POLITICA – Si accende il confronto sul futuro dell’asilo nido comunale “Peter Pan” di Velletri.
Da un lato le organizzazioni sindacali FP CGIL Roma SPOC e NIDIL CGIL hanno proclamato lo stato di agitazione del personale e indetto un presidio di protesta per martedì 7 luglio, dalle ore 9 alle 12, davanti al Comune. Dall’altro, in Consiglio comunale è stato presentato dall’opposizione un ordine del giorno che punta a salvaguardare la continuità educativa del servizio e a valorizzare il personale storico, programmando contestualmente l’ingresso delle nuove vincitrici di concorso.
La mobilitazione sindacale nasce, secondo quanto riferito dalle sigle, dopo il mandato unanime espresso dalle lavoratrici nell’assemblea del 22 giugno e a seguito delle risposte ricevute da Velletri Servizi S.p.A. In particolare, i sindacati contestano la dichiarazione dell’Amministratore Unico secondo cui la società non avrebbe personale alle proprie dipendenze impiegato nel servizio, una posizione che, a loro avviso, avrebbe alimentato ulteriore incertezza tra le educatrici, strette tra la gestione di Velletri Servizi S.p.A. e quella di ASTEN S.p.A.
FP CGIL e NIDIL CGIL denunciano un rimpallo di responsabilità e chiedono chiarezza sull’assetto gestionale, sul futuro occupazionale delle lavoratrici e sull’organizzazione del servizio. Le organizzazioni ricordano inoltre di aver richiesto un incontro già il 12 giugno, successivamente sollecitato il 22 giugno, senza ottenere la convocazione di un tavolo di confronto, circostanza che ha portato alla proclamazione dello stato di agitazione.
Parallelamente, il dibattito è approdato anche nell’aula del Consiglio comunale attraverso un ordine del giorno straordinario sottoscritto da PD, Noi Domani, AVS e Buona Velletri a tutti, dedicato alla salvaguardia della continuità didattica del personale storico del “Peter Pan” e alla programmazione delle nuove assunzioni in vista dell’apertura dei nuovi asili nido finanziati con i fondi del PNRR.
Nel documento si sottolinea come il nido comunale rappresenti da anni un punto di riferimento per il territorio e come la qualità del servizio sia strettamente legata alla continuità educativa garantita dalle educatrici e dal personale che opera nella struttura da tempo.
L’atto evidenzia che l’assunzione delle vincitrici del concorso bandito da Velletri Servizi S.p.A. costituisce una legittima aspettativa e una risorsa importante per il potenziamento dell’organico, soprattutto alla luce dell’imminente apertura dei nuovi nidi.
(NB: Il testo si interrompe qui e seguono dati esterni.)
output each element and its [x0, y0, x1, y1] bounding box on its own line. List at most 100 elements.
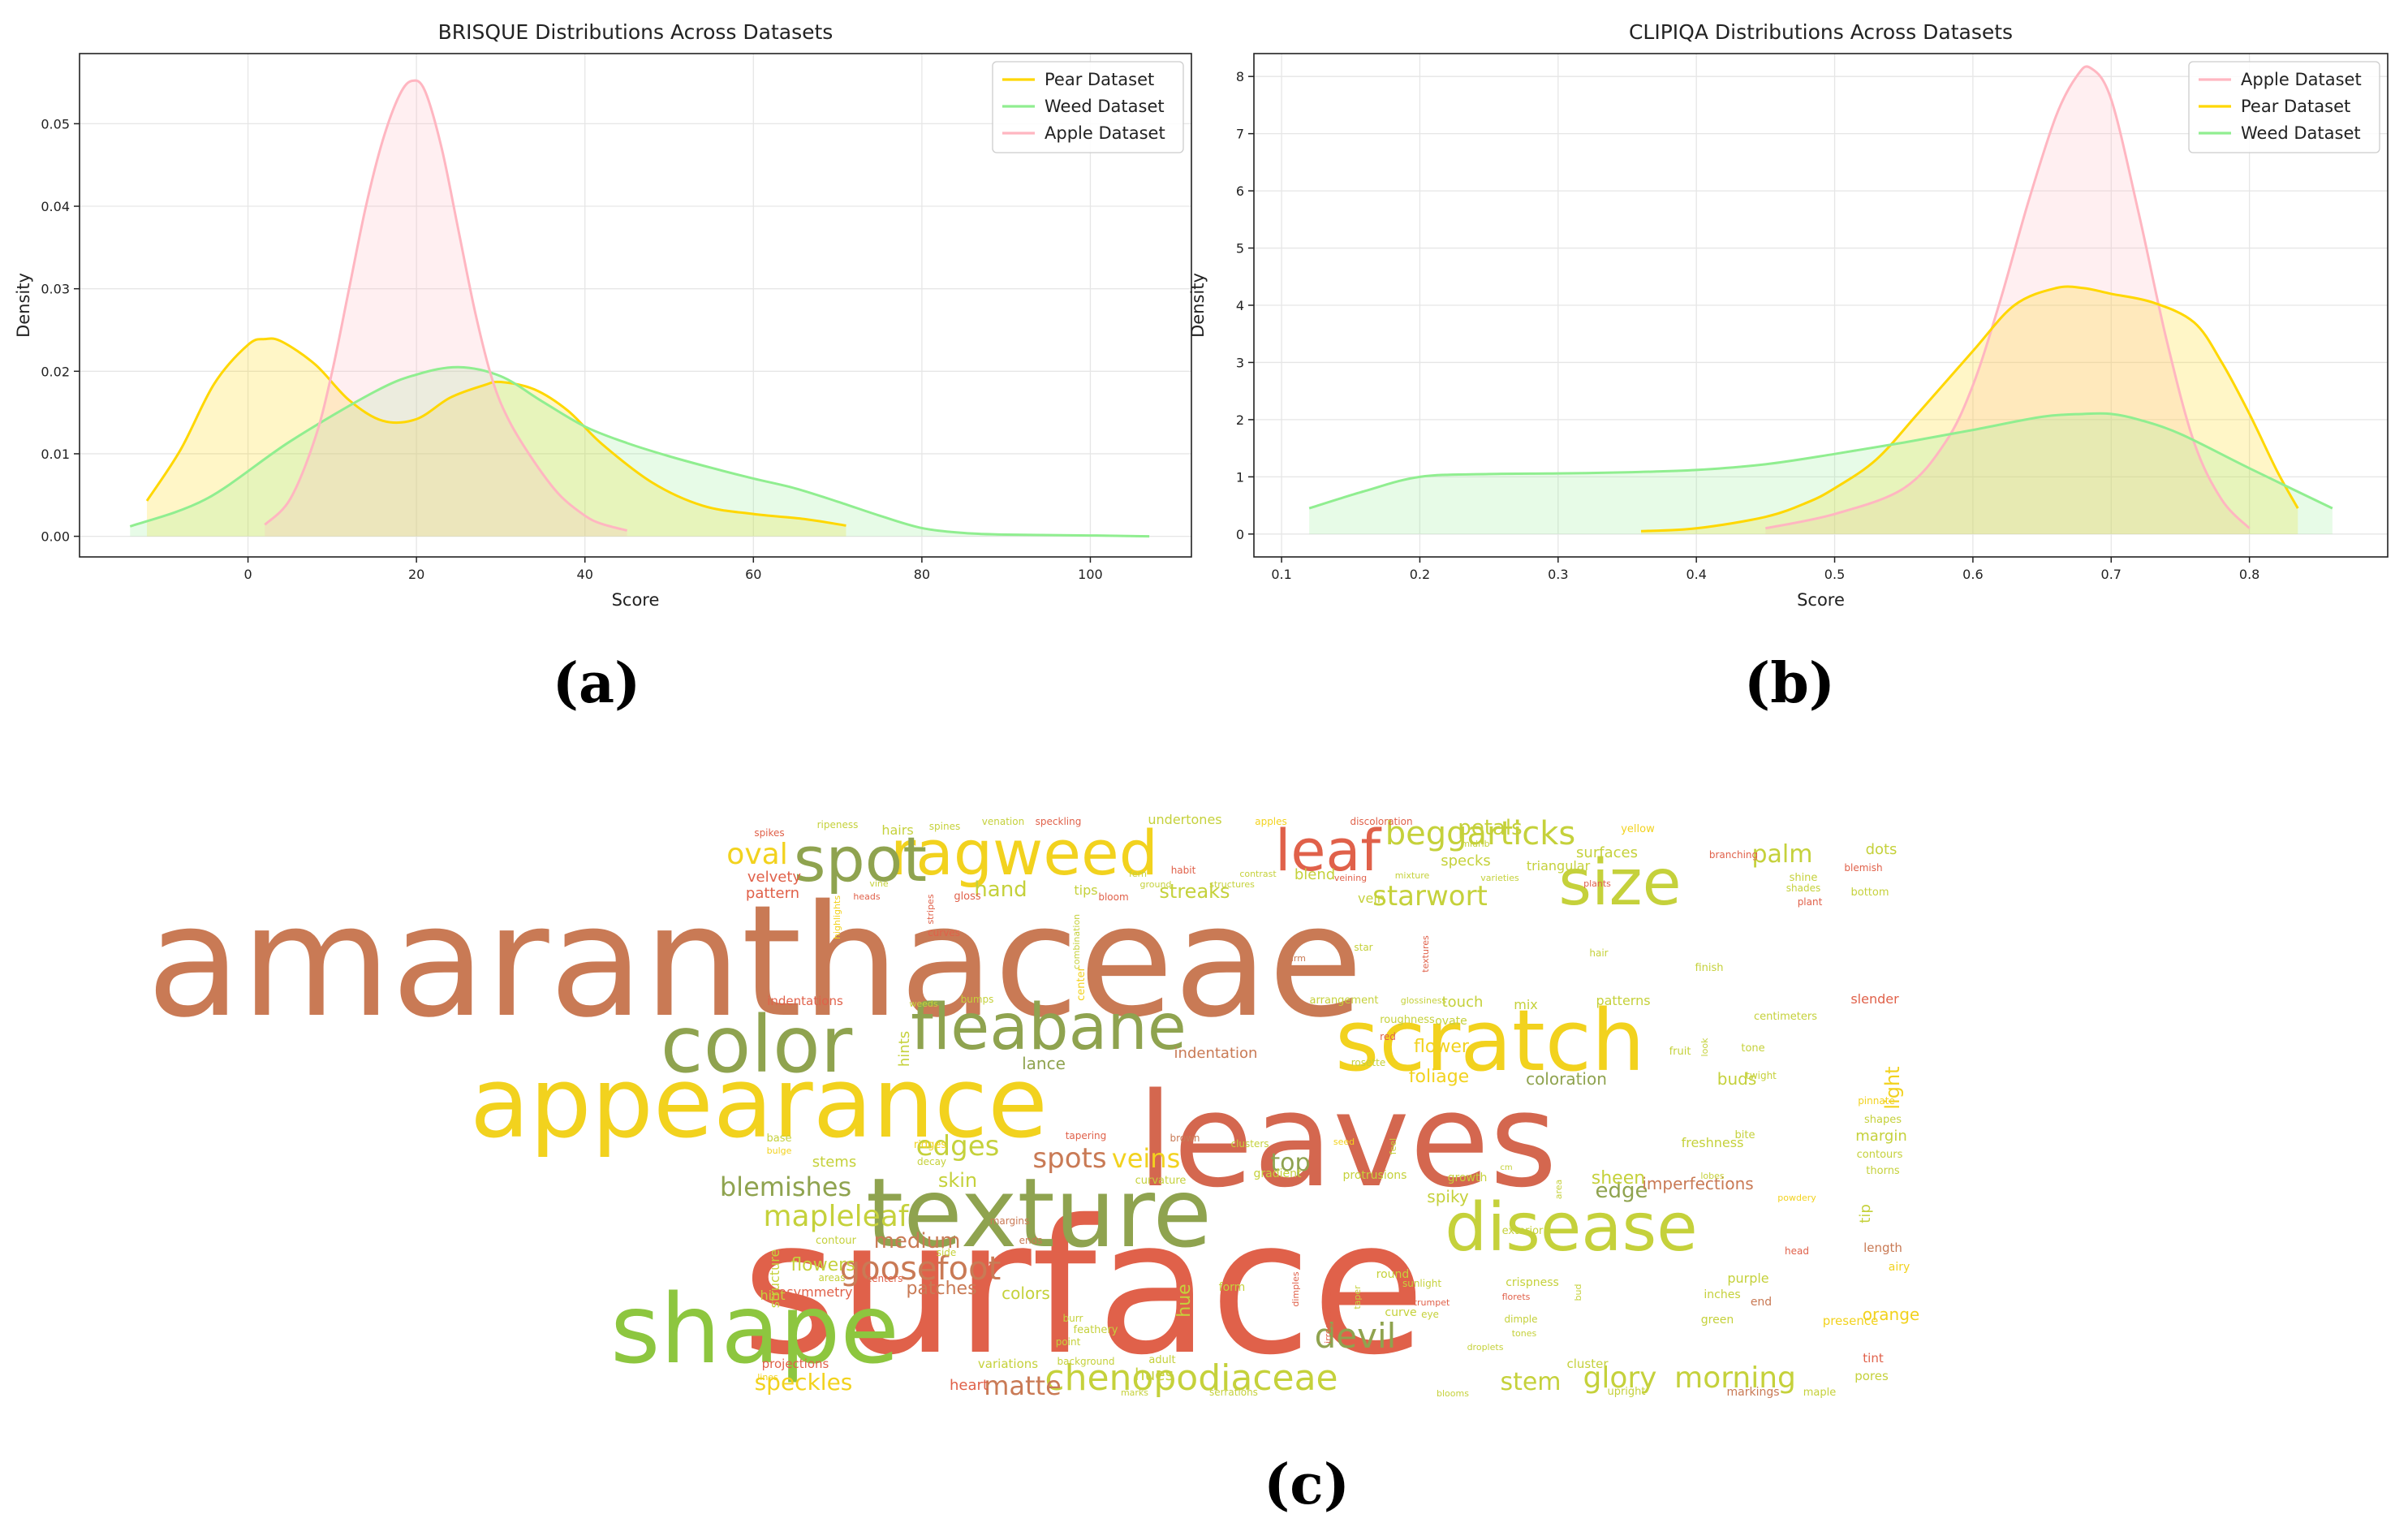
word-amaranthaceae: amaranthaceae — [147, 872, 1363, 1051]
word-point: point — [1056, 1336, 1081, 1348]
x-tick-label: 0.8 — [2239, 567, 2259, 582]
word-arrangement: arrangement — [1310, 995, 1379, 1007]
x-tick-label: 0.5 — [1824, 567, 1845, 582]
word-curve: curve — [1385, 1306, 1416, 1319]
y-tick-label: 0 — [1236, 527, 1244, 542]
y-tick-label: 0.02 — [41, 364, 70, 379]
x-tick-label: 0.4 — [1686, 567, 1706, 582]
word-colors: colors — [1002, 1284, 1050, 1303]
series-area-weed-dataset — [130, 367, 1150, 537]
y-tick-label: 5 — [1236, 241, 1244, 257]
word-heads: heads — [853, 891, 880, 902]
word-base: base — [767, 1133, 792, 1145]
word-tips: tips — [1074, 882, 1097, 898]
word-airy: airy — [1889, 1261, 1910, 1274]
x-tick-label: 0.6 — [1962, 567, 1983, 582]
word-finish: finish — [1695, 962, 1723, 974]
word-contrast: contrast — [1239, 869, 1277, 879]
panel-label-c: (c) — [1264, 1452, 1350, 1517]
word-heart: heart — [950, 1377, 989, 1394]
word-florets: florets — [1502, 1292, 1531, 1302]
word-hairs: hairs — [881, 822, 913, 838]
word-blooms: blooms — [1437, 1388, 1469, 1399]
series-line-pear-dataset — [145, 337, 846, 527]
legend-box — [2188, 61, 2380, 153]
word-cluster: cluster — [1566, 1357, 1609, 1371]
word-ovate: ovate — [1435, 1015, 1467, 1028]
word-dimple: dimple — [1505, 1314, 1538, 1325]
word-midrib: midrib — [1461, 839, 1489, 849]
series-area-apple-dataset — [265, 80, 627, 537]
word-decay: decay — [917, 1156, 946, 1167]
word-dimples: dimples — [1290, 1271, 1301, 1307]
word-velvety: velvety — [747, 869, 802, 886]
word-centimeters: centimeters — [1754, 1011, 1817, 1023]
word-spot: spot — [794, 823, 927, 895]
word-hues: hues — [1135, 1365, 1174, 1384]
y-tick-label: 8 — [1236, 69, 1244, 84]
word-hint: hint — [760, 1288, 786, 1303]
word-adult: adult — [1148, 1354, 1175, 1366]
series-line-weed-dataset — [1308, 412, 2333, 510]
word-brown: brown — [1170, 1133, 1200, 1144]
word-leaves: leaves — [1137, 1064, 1557, 1216]
y-tick-label: 0.03 — [41, 282, 70, 297]
word-taper: taper — [1352, 1285, 1363, 1309]
series-area-pear-dataset — [147, 338, 846, 537]
word-coloration: coloration — [1526, 1069, 1607, 1089]
word-patterns: patterns — [1596, 993, 1650, 1008]
word-twight: twight — [1746, 1070, 1777, 1081]
word-trumpet: trumpet — [1414, 1297, 1450, 1308]
word-morning: morning — [1674, 1361, 1796, 1395]
word-habit: habit — [1171, 865, 1196, 876]
word-feathery: feathery — [1074, 1324, 1118, 1336]
x-tick-label: 0.3 — [1548, 567, 1568, 582]
word-slender: slender — [1850, 991, 1899, 1007]
word-indentation: indentation — [1174, 1045, 1258, 1062]
word-side: side — [937, 1247, 957, 1258]
word-gloss: gloss — [954, 891, 981, 903]
legend: Pear Dataset Weed Dataset Apple Dataset — [992, 61, 1184, 153]
word-form: form — [1219, 1281, 1246, 1294]
word-lance: lance — [1022, 1054, 1066, 1073]
word-combination: combination — [1071, 914, 1082, 969]
chart-title: CLIPIQA Distributions Across Datasets — [1629, 20, 2013, 44]
word-serrations: serrations — [1209, 1387, 1258, 1398]
word-bloom: bloom — [1098, 891, 1128, 903]
series-line-weed-dataset — [129, 365, 1150, 538]
word-yellow: yellow — [1621, 823, 1655, 835]
x-tick-label: 100 — [1078, 567, 1103, 582]
legend-label: Pear Dataset — [2241, 97, 2350, 116]
word-burr: burr — [1063, 1313, 1083, 1324]
word-medium: medium — [874, 1229, 961, 1253]
word-ripeness: ripeness — [817, 819, 859, 831]
series-area-pear-dataset — [1641, 287, 2298, 534]
word-appearance: appearance — [470, 1047, 1048, 1160]
series-area-weed-dataset — [1309, 413, 2333, 534]
series-line-apple-dataset — [264, 79, 628, 532]
word-irregularities: irregularities — [1323, 1287, 1333, 1344]
x-tick-label: 0 — [243, 567, 252, 582]
word-tones: tones — [1512, 1328, 1537, 1339]
word-margins: margins — [990, 1215, 1030, 1227]
word-pores: pores — [1854, 1369, 1889, 1383]
word-hair: hair — [1589, 947, 1608, 959]
word-length: length — [1863, 1240, 1902, 1255]
word-hand: hand — [974, 878, 1027, 902]
word-stems: stems — [812, 1154, 856, 1171]
word-firm: firm — [1288, 953, 1306, 964]
word-gradient: gradient — [1254, 1167, 1302, 1180]
word-light: light — [1881, 1066, 1904, 1109]
word-end: end — [1751, 1296, 1772, 1309]
word-pinnate: pinnate — [1858, 1095, 1895, 1107]
word-bottom: bottom — [1850, 887, 1889, 899]
x-tick-label: 60 — [745, 567, 761, 582]
series-line-apple-dataset — [1765, 65, 2251, 530]
word-mixture: mixture — [1395, 870, 1430, 881]
word-cm: cm — [1500, 1163, 1512, 1172]
word-red: red — [1380, 1031, 1396, 1042]
word-starwort: starwort — [1372, 880, 1488, 913]
x-tick-label: 40 — [577, 567, 593, 582]
legend-label: Apple Dataset — [1045, 123, 1165, 143]
chart-title: BRISQUE Distributions Across Datasets — [438, 20, 834, 44]
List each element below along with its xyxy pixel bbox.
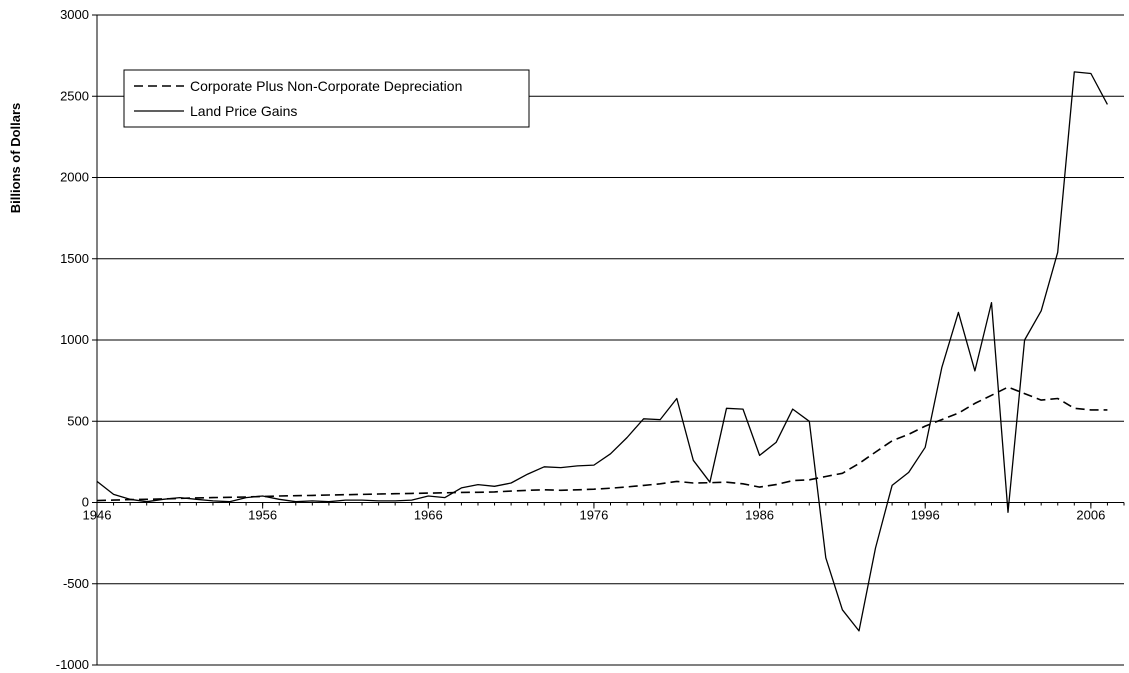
legend: Corporate Plus Non-Corporate Depreciatio… xyxy=(123,69,530,128)
y-tick-label-500: 500 xyxy=(67,413,89,428)
x-tick-label-1946: 1946 xyxy=(83,508,112,523)
x-tick-label-1966: 1966 xyxy=(414,508,443,523)
y-tick-labels: -1000 -500 0 500 1000 1500 2000 2500 3000 xyxy=(56,7,89,672)
y-tick-label-2500: 2500 xyxy=(60,88,89,103)
y-tick-label-1000: 1000 xyxy=(60,332,89,347)
legend-label-depreciation: Corporate Plus Non-Corporate Depreciatio… xyxy=(190,78,462,94)
y-tick-label--1000: -1000 xyxy=(56,657,89,672)
y-tick-label-2000: 2000 xyxy=(60,170,89,185)
series-line-depreciation xyxy=(96,386,1108,502)
x-tick-label-1956: 1956 xyxy=(248,508,277,523)
series-line-land-price-gains xyxy=(96,71,1108,632)
legend-box xyxy=(123,69,530,128)
y-tick-label-1500: 1500 xyxy=(60,251,89,266)
axes xyxy=(92,14,1125,666)
y-tick-label-0: 0 xyxy=(82,495,89,510)
y-axis-title: Billions of Dollars xyxy=(8,103,23,214)
x-tick-label-2006: 2006 xyxy=(1076,508,1105,523)
series-lines xyxy=(96,71,1108,632)
x-tick-label-1976: 1976 xyxy=(579,508,608,523)
legend-label-land-price-gains: Land Price Gains xyxy=(190,103,297,119)
x-tick-label-1996: 1996 xyxy=(911,508,940,523)
y-tick-label-3000: 3000 xyxy=(60,7,89,22)
x-tick-label-1986: 1986 xyxy=(745,508,774,523)
x-tick-labels: 1946 1956 1966 1976 1986 1996 2006 xyxy=(83,508,1106,523)
y-tick-label--500: -500 xyxy=(63,576,89,591)
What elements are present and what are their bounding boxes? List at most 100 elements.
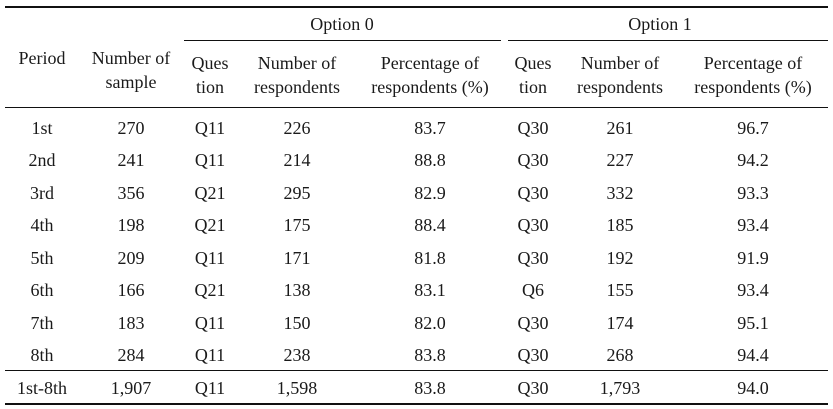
cell-resp1: 261	[606, 118, 634, 138]
cell-pct0: 88.4	[414, 215, 446, 235]
cell-pct1: 93.4	[737, 280, 769, 300]
total-rule	[5, 370, 828, 371]
col-header-percentage0-line2: respondents (%)	[371, 77, 489, 97]
cell-q0: Q11	[194, 313, 226, 333]
cell-resp1: 268	[606, 345, 634, 365]
col-header-respondents0: Number of respondents	[254, 51, 340, 99]
cell-resp1: 185	[606, 215, 634, 235]
cell-period: 2nd	[28, 150, 56, 170]
cell-pct0: 82.0	[414, 313, 446, 333]
col-header-question0: Ques tion	[192, 51, 229, 99]
col-header-percentage1-line1: Percentage of	[703, 53, 803, 73]
cell-pct1: 91.9	[737, 248, 769, 268]
col-header-respondents1-line2: respondents	[577, 77, 663, 97]
cell-pct1: 96.7	[737, 118, 769, 138]
cell-resp0: 171	[283, 248, 311, 268]
cell-q0: Q21	[194, 280, 226, 300]
cell-q1: Q30	[517, 313, 549, 333]
col-header-question1: Ques tion	[515, 51, 552, 99]
header-rule	[5, 107, 828, 108]
total-cell-q0: Q11	[194, 378, 226, 398]
cell-sample: 241	[117, 150, 145, 170]
total-cell-pct0: 83.8	[414, 378, 446, 398]
cell-resp1: 155	[606, 280, 634, 300]
cell-q0: Q11	[194, 118, 226, 138]
col-header-sample-line2: sample	[105, 72, 157, 92]
cell-resp0: 175	[283, 215, 311, 235]
col-header-percentage1-line2: respondents (%)	[694, 77, 812, 97]
option1-header: Option 1	[628, 14, 692, 34]
total-cell-q1: Q30	[517, 378, 549, 398]
cell-period: 6th	[30, 280, 54, 300]
col-header-question1-line1: Ques	[514, 53, 552, 73]
cell-q0: Q21	[194, 215, 226, 235]
col-header-question0-line1: Ques	[191, 53, 229, 73]
col-header-question1-line2: tion	[518, 77, 547, 97]
cell-pct1: 93.4	[737, 215, 769, 235]
cell-q1: Q30	[517, 183, 549, 203]
cell-resp0: 138	[283, 280, 311, 300]
col-header-percentage0: Percentage of respondents (%)	[371, 51, 488, 99]
cell-sample: 209	[117, 248, 145, 268]
cell-pct0: 83.8	[414, 345, 446, 365]
cell-resp0: 295	[283, 183, 311, 203]
cell-period: 4th	[30, 215, 54, 235]
cell-q0: Q11	[194, 248, 226, 268]
cell-resp0: 226	[283, 118, 311, 138]
cell-period: 7th	[30, 313, 54, 333]
col-header-respondents0-line1: Number of	[257, 53, 337, 73]
cell-pct0: 81.8	[414, 248, 446, 268]
cell-resp1: 332	[606, 183, 634, 203]
option0-header: Option 0	[310, 14, 374, 34]
total-cell-pct1: 94.0	[737, 378, 769, 398]
cell-pct0: 83.1	[414, 280, 446, 300]
cell-pct1: 93.3	[737, 183, 769, 203]
cell-q1: Q30	[517, 345, 549, 365]
total-cell-resp1: 1,793	[599, 378, 641, 398]
cell-q0: Q11	[194, 345, 226, 365]
cell-resp1: 192	[606, 248, 634, 268]
cell-q1: Q30	[517, 150, 549, 170]
top-rule	[5, 6, 828, 8]
cell-pct1: 95.1	[737, 313, 769, 333]
option0-underline	[184, 40, 501, 41]
cell-period: 1st	[31, 118, 53, 138]
cell-resp1: 174	[606, 313, 634, 333]
cell-pct0: 83.7	[414, 118, 446, 138]
cell-period: 8th	[30, 345, 54, 365]
cell-period: 5th	[30, 248, 54, 268]
cell-resp1: 227	[606, 150, 634, 170]
cell-q1: Q6	[522, 280, 544, 300]
col-header-question0-line2: tion	[195, 77, 224, 97]
cell-q0: Q11	[194, 150, 226, 170]
cell-q1: Q30	[517, 118, 549, 138]
col-header-period: Period	[18, 48, 66, 68]
cell-pct0: 88.8	[414, 150, 446, 170]
cell-sample: 356	[117, 183, 145, 203]
cell-period: 3rd	[30, 183, 54, 203]
cell-resp0: 214	[283, 150, 311, 170]
cell-pct0: 82.9	[414, 183, 446, 203]
cell-resp0: 238	[283, 345, 311, 365]
bottom-rule	[5, 403, 828, 405]
total-cell-period: 1st-8th	[16, 378, 68, 398]
col-header-respondents1: Number of respondents	[577, 51, 663, 99]
col-header-sample: Number of sample	[92, 46, 170, 94]
total-cell-sample: 1,907	[110, 378, 152, 398]
cell-pct1: 94.2	[737, 150, 769, 170]
cell-sample: 284	[117, 345, 145, 365]
col-header-respondents1-line1: Number of	[580, 53, 660, 73]
cell-pct1: 94.4	[737, 345, 769, 365]
cell-q1: Q30	[517, 215, 549, 235]
col-header-percentage0-line1: Percentage of	[380, 53, 480, 73]
cell-q1: Q30	[517, 248, 549, 268]
cell-q0: Q21	[194, 183, 226, 203]
col-header-sample-line1: Number of	[91, 48, 171, 68]
cell-sample: 198	[117, 215, 145, 235]
cell-resp0: 150	[283, 313, 311, 333]
cell-sample: 270	[117, 118, 145, 138]
option1-underline	[508, 40, 828, 41]
cell-sample: 183	[117, 313, 145, 333]
col-header-respondents0-line2: respondents	[254, 77, 340, 97]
Allo stesso tempo, viene sottolineato il rischio che un’immediata sostituzione del personale storico possa compromettere la continuità pedagogica, con possibili ripercussioni sui bambini e sulle loro famiglie.
Per questo motivo, l’ordine del giorno propone di mantenere l’attuale assetto del “Peter Pan” durante la fase di transizione, programmando in maniera graduale l’ingresso del nuovo personale nelle strutture che saranno aperte grazie ai finanziamenti del Piano Nazionale di Ripresa e Resilienza. L’obiettivo indicato è quello di valorizzare l’esperienza maturata dalle educatrici storiche, affidando loro anche un ruolo di affiancamento e mentoring nei confronti delle nuove assunte, così da costruire un modello educativo condiviso, definito nel documento come il “Modello Velletri”.
Tra gli impegni proposti figurano inoltre l’attivazione di un tavolo permanente tra Amministrazione comunale, Velletri Servizi S.p.A. e organizzazioni sindacali per monitorare l’andamento delle assunzioni e l’avanzamento dei nuovi servizi educativi.
Nel frattempo, resta confermato il presidio promosso dalle organizzazioni sindacali per il 7 luglio davanti al Comune, con cui lavoratrici e rappresentanti dei sindacati intendono richiamare l’attenzione dell’amministrazione sulla vertenza e chiedere risposte certe sul futuro del personale e del servizio.